A researcher publishes his or her observations in a scientific journal, explaining why and how the study was done, and reaching a conclusion—which can be a theory—based on the results of this and other studies. Then, other researchers try to understand the methodology of the study and replicate or reproduce the results. This is known as reproducibility. If other researchers cannot obtain similar results using the methodology described in the original paper, the study is considered irreproducible—thus, it does not provide useful evidence of causality. On the other hand, study results that are reproducible have more credibility.
For instance, a few of years ago, Andrew Wakefield (the guy that started the MMR-autism scare) described a new syndrome called "autistic enterocolitis."

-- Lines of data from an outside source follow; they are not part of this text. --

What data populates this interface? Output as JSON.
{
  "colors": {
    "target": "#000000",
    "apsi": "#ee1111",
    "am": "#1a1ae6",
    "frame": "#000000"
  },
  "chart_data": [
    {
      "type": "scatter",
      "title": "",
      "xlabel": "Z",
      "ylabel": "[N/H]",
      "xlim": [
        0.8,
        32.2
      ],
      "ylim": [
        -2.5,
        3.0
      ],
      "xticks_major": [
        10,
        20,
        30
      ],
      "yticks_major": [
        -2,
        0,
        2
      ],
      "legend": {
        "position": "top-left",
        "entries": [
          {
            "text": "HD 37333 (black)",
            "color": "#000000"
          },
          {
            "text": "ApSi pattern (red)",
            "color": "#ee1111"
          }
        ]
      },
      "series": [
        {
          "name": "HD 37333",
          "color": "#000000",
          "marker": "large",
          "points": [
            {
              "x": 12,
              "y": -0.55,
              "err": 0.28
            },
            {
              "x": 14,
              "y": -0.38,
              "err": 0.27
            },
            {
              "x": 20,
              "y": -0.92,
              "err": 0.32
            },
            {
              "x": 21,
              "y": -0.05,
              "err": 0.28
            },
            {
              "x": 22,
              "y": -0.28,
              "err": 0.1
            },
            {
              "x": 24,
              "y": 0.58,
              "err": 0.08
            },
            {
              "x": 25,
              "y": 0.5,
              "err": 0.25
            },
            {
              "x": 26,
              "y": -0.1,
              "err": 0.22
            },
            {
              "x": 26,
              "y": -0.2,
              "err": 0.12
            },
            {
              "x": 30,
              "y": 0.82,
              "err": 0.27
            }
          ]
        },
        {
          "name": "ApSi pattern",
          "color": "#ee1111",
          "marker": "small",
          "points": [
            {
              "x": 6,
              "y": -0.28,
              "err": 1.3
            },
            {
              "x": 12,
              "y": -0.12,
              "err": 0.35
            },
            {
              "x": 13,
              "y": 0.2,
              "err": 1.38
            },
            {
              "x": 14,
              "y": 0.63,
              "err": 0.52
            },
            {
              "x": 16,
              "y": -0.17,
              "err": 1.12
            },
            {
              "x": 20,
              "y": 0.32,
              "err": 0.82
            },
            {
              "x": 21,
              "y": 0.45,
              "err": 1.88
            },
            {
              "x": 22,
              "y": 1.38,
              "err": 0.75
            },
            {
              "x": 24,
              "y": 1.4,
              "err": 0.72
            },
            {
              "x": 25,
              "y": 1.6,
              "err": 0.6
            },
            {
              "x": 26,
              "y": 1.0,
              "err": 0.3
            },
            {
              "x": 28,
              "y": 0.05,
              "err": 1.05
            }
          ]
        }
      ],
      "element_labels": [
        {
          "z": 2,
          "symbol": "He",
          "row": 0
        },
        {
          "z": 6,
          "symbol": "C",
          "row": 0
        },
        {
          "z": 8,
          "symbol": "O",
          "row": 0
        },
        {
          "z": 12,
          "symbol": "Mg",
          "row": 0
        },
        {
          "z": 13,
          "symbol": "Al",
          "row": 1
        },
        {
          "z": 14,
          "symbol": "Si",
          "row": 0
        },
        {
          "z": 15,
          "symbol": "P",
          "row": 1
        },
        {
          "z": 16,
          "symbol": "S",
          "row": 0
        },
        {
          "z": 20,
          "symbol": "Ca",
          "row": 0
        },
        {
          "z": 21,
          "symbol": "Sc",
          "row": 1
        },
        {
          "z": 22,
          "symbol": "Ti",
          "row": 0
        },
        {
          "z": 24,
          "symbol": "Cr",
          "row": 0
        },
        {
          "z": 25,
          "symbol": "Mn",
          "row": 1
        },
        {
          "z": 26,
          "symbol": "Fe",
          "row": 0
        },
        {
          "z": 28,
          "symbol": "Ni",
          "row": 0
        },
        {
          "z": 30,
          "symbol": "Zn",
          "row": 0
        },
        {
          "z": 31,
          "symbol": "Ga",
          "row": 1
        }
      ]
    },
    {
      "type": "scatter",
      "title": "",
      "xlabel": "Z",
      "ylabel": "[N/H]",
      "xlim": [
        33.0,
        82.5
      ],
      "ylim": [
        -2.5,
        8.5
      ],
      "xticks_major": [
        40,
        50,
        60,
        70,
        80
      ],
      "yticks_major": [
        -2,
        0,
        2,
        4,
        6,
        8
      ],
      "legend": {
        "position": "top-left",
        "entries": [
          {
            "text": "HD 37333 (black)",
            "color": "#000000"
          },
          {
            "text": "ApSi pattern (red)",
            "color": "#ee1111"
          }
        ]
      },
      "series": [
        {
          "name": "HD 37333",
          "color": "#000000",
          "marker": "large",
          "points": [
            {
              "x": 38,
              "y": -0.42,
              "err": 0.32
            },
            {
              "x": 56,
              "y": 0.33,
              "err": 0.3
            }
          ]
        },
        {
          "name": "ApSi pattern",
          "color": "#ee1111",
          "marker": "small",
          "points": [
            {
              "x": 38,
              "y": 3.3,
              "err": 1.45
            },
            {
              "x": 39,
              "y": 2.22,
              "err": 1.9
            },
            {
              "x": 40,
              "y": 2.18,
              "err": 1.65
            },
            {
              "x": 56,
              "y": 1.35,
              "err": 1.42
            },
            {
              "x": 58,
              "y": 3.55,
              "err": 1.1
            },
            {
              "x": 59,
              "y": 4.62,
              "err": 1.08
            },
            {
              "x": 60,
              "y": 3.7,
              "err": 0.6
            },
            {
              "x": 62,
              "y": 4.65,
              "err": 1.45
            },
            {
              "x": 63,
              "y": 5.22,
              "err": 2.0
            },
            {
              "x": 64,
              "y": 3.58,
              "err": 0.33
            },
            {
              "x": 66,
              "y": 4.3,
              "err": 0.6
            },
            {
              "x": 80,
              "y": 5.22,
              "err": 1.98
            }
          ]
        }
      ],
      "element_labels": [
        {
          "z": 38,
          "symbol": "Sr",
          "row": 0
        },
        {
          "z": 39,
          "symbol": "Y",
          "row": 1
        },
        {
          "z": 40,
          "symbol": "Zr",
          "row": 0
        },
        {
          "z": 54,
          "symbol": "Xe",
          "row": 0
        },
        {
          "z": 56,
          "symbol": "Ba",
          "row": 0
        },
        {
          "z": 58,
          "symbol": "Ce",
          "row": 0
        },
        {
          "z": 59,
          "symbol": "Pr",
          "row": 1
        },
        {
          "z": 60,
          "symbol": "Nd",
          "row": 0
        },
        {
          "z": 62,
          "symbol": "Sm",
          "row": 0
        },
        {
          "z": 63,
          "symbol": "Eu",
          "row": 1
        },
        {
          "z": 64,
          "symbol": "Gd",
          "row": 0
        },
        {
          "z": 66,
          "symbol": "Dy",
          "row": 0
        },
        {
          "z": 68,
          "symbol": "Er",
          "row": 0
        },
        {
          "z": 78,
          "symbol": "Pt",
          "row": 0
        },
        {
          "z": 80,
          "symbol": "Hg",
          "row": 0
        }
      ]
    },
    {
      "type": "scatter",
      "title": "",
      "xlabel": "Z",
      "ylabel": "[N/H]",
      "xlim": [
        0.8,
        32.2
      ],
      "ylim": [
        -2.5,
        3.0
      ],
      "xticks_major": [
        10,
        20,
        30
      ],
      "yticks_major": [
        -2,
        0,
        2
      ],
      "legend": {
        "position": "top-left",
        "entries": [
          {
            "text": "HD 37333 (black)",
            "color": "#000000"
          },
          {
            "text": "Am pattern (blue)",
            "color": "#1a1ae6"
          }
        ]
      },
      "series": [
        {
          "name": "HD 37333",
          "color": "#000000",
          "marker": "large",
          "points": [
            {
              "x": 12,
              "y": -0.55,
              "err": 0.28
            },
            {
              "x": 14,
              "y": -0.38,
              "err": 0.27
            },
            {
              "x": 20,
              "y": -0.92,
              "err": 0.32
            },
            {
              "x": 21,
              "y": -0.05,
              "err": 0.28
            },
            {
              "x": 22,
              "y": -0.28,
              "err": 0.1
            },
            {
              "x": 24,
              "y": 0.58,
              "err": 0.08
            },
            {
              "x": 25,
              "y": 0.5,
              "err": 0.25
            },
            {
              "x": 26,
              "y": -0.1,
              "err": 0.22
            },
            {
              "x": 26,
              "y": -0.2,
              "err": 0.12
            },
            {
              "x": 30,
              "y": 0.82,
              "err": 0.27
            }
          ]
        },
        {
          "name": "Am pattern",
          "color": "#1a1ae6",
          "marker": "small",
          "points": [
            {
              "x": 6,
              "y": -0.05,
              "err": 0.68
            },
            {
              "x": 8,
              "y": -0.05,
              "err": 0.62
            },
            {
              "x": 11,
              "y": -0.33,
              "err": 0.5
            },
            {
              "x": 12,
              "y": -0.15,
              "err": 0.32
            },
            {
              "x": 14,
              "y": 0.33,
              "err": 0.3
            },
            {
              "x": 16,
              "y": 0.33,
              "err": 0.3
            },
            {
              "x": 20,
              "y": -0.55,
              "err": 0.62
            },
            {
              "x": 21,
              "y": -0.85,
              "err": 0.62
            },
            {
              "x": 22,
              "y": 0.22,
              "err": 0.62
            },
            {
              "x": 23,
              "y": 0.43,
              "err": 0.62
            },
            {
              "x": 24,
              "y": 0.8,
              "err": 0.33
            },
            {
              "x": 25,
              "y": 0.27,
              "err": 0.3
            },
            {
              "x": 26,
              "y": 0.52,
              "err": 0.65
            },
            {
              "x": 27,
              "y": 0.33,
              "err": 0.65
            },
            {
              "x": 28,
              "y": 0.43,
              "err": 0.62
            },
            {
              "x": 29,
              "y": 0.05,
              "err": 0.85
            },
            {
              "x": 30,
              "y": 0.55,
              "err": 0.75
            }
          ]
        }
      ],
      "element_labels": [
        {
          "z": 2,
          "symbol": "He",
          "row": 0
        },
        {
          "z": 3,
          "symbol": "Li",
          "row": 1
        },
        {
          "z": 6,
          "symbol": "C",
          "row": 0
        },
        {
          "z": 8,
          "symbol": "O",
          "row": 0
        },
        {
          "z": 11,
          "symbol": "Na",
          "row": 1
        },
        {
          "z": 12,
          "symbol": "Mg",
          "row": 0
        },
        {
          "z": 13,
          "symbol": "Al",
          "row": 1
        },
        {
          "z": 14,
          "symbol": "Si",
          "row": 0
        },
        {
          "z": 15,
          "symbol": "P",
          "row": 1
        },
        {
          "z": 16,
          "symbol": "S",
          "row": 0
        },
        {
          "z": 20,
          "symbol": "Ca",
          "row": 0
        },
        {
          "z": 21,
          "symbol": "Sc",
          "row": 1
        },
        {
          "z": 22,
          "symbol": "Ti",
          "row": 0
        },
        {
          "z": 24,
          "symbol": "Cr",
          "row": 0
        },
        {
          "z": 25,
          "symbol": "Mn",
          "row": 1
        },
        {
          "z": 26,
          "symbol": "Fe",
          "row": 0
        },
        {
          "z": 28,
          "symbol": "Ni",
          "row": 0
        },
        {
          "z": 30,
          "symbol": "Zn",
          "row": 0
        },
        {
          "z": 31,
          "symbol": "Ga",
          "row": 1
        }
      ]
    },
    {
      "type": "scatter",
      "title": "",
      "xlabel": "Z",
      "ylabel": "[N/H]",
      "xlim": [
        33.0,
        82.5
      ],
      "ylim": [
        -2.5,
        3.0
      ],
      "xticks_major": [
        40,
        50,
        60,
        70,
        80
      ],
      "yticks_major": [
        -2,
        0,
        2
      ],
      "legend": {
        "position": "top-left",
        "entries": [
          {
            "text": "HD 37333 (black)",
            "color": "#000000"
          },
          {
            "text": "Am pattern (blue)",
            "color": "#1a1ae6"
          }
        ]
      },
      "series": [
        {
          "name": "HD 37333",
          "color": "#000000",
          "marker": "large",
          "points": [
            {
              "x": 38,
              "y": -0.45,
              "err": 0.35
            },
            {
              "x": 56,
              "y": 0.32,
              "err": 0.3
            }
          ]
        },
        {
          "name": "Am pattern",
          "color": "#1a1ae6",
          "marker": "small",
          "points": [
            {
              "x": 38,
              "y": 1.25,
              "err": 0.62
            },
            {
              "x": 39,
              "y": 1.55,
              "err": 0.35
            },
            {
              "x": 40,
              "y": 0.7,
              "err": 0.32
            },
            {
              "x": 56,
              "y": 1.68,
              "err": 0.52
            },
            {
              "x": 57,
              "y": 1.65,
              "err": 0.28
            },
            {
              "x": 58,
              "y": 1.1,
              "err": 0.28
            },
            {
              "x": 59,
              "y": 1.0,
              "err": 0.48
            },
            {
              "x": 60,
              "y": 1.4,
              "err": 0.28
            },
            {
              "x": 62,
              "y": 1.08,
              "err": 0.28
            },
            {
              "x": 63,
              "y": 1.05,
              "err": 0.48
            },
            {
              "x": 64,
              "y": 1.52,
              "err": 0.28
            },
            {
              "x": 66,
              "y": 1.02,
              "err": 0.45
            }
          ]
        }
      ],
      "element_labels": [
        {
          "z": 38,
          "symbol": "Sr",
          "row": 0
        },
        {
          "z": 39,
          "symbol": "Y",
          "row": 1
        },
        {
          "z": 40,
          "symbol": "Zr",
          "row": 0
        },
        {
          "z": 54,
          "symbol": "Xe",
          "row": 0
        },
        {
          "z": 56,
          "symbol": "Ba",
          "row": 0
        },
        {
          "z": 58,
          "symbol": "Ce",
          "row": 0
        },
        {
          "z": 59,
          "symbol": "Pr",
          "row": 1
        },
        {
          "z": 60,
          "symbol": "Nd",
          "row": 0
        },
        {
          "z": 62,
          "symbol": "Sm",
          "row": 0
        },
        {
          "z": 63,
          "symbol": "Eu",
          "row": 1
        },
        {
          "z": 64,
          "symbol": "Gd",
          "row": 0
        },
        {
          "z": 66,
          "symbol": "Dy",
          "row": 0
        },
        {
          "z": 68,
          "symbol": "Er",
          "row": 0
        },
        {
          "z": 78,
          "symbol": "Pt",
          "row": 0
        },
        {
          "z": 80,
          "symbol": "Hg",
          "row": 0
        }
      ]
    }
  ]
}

In a letter to the editors of Molecular Pathology, Eric Fombonne, a researcher from McGill University in Montreal, said about Wakefield's study:
The study [...] did not contain a proper Subjects section providing the necessary background clinical characteristics which are required both for a proper evaluation of the significance of the results and for allowing replication by independent research groups.” Fombonne also said, “Earlier reports by Wakefield and colleagues have consistently lacked basic descriptive clinical information on the research subjects. Thus, the methods used to arrive at the diagnosis of pervasive developmental disorders in these reports were unstandardized, were not uniform across subjects, and no reliability data were ever provided.In 2006 Fombonne and his colleagues at McGill published a study describing how they repeated the experiments by Wakefield’s group. They found no evidence that measles virus persisted in autistic children. Wakefield’s results were not reproducible.